Speaker Nancy Pelosi announced the tally triumphantly, banging the gavel repeatedly as if to applaud as members of the House cheered.
It was the second time in five months that the House had taken up the Respect for Marriage Act. Last summer, 47 House Republicans joined Democrats in support of the legislation, a level of GOP enthusiasm for same-sex marriage rights that surprised and delighted its supporters. That set off an intensive effort among a bipartisan group of proponents in the Senate — boosted quietly by a coalition of influential Republican donors and operatives, some of them gay — to find the 10 Republican votes necessary in that chamber to move it forward.
In the Senate, the legislation was revised to address concerns among some Republicans that it would punish or restrict the religious freedom of institutions that refuse to recognize same-sex marriages. That version passed last month, forcing it back to the House for a second vote to approve the changes.
But the revisions appeared to have failed to build support for the bill among Republicans in the House; on Thursday, fewer Republicans supported it than in July.
The push to pass the legislation began after Justice Clarence Thomas suggested in his opinion in the June ruling that overturned Roe v. Wade, which had established a constitutional right to abortion, that the court also “should reconsider” precedents enshrining marriage equality and access to contraception.
But what began as a messaging exercise for Democrats eager to highlight social issues during the midterm elections turned into a serious legislative push after a much higher number of House Republicans than anyone had expected voted in favor of the measure. After an intensive lobbying effort that culminated after the elections, the Senate passed the legislation with the support of 12 Republicans.
“Today, we will vote for equality and against discrimination by finally overturning the homophobic Defense of Marriage Act and guaranteeing crucial protections for same-sex and interracial marriages,” Representative David Cicilline, Democrat of Rhode Island, said Thursday in the moments before it passed.
The fact that the bill managed to attract decisive, bipartisan majorities in both the Senate and the House proves a significant shift in American politics and culture on an issue that was once considered politically divisive. Over the past decade, same-sex marriage has become widely accepted by members of both parties, and polls show that more than 70 percent of voters support same-sex marriage.
Still, the majority of Republicans remained opposed. During a debate Thursday, they argued that the measure was a response to a nonexistent threat to same-sex marriage rights and condemned the bill as immoral.
Representative Jim Jordan of Ohio, the top Republican on the Judiciary Committee, said Democrats had “conjured up” an “unfounded fear” that the Supreme Court was on the brink of nullifying same-sex marriage rights and other precedents and said the measure still lacked sufficient protections for organizations that do not consider such unions valid.
“It is dangerous,” Jordan said of the legislation, “and takes the country in the wrong direction.”
Representative Bob Good, Republican of Virginia, derided the measure as the “disrespect for marriage act.”
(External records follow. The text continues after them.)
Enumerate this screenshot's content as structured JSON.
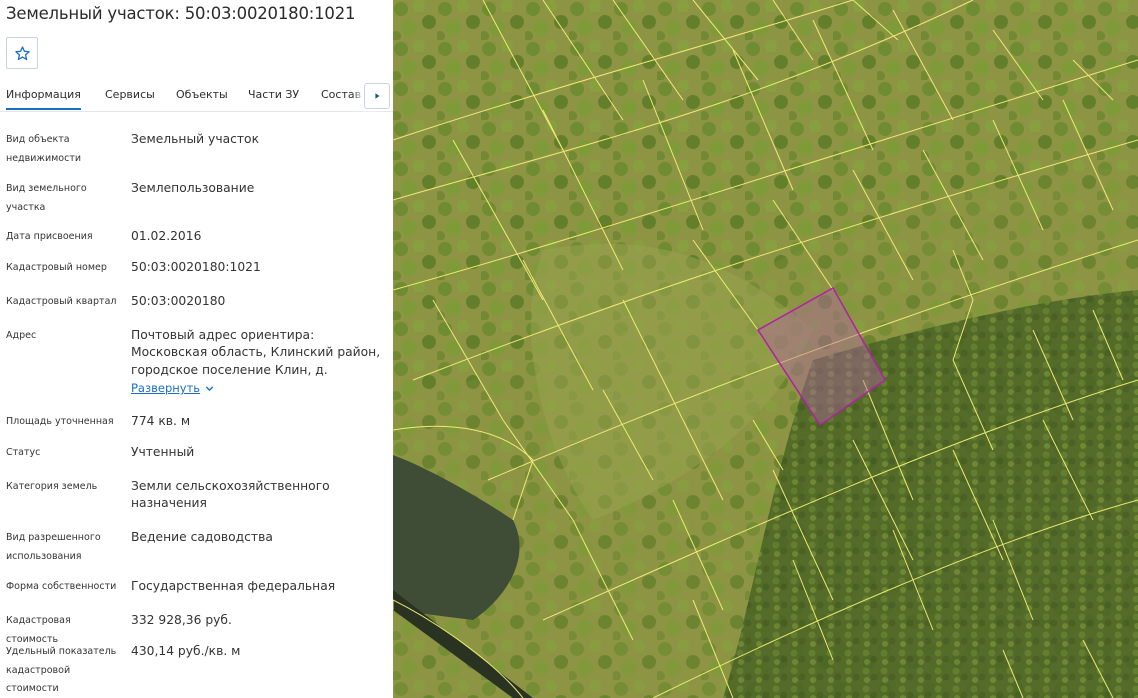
{
  "header": {
    "title": "Земельный участок: 50:03:0020180:1021"
  },
  "tabs": [
    {
      "label": "Информация",
      "active": true
    },
    {
      "label": "Сервисы",
      "active": false
    },
    {
      "label": "Объекты",
      "active": false
    },
    {
      "label": "Части ЗУ",
      "active": false
    },
    {
      "label": "Состав ЕЗП",
      "active": false
    }
  ],
  "fields": [
    {
      "label": "Вид объекта недвижимости",
      "value": "Земельный участок"
    },
    {
      "label": "Вид земельного участка",
      "value": "Землепользование"
    },
    {
      "label": "Дата присвоения",
      "value": "01.02.2016"
    },
    {
      "label": "Кадастровый номер",
      "value": "50:03:0020180:1021"
    },
    {
      "label": "Кадастровый квартал",
      "value": "50:03:0020180"
    },
    {
      "label": "Адрес",
      "value": "Почтовый адрес ориентира: Московская область, Клинский район, городское поселение Клин, д.",
      "expand_label": "Развернуть"
    },
    {
      "label": "Площадь уточненная",
      "value": "774 кв. м"
    },
    {
      "label": "Статус",
      "value": "Учтенный"
    },
    {
      "label": "Категория земель",
      "value": "Земли сельскохозяйственного назначения"
    },
    {
      "label": "Вид разрешенного использования",
      "value": "Ведение садоводства"
    },
    {
      "label": "Форма собственности",
      "value": "Государственная федеральная"
    },
    {
      "label": "Кадастровая стоимость",
      "value": "332 928,36 руб."
    },
    {
      "label": "Удельный показатель кадастровой стоимости",
      "value": "430,14 руб./кв. м"
    }
  ],
  "icons": {
    "favorite": "star-outline-icon",
    "tab_scroll": "caret-right-icon",
    "expand": "chevron-down-icon"
  },
  "colors": {
    "accent": "#1a6ec7",
    "parcel_boundary": "#f4ef78",
    "selected_parcel": "#b31fa6"
  }
}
“This bill certainly disrespects God’s definition of marriage,” Good said, “and his definition is the only one that really matters.”
The legislation repeals the Defense of Marriage Act, which defines marriage as between a man and a woman and allows states to refuse to honor same-sex marriages performed in other states. It prohibits states from denying the validity of an out-of-state marriage based on sex, race, or ethnicity.
But in a condition that Republican backers insisted upon, it would guarantee that religious organizations would not be required to provide any goods or services for the celebration of any marriage and could not lose tax-exempt status or other benefits for refusing to recognize same-sex unions.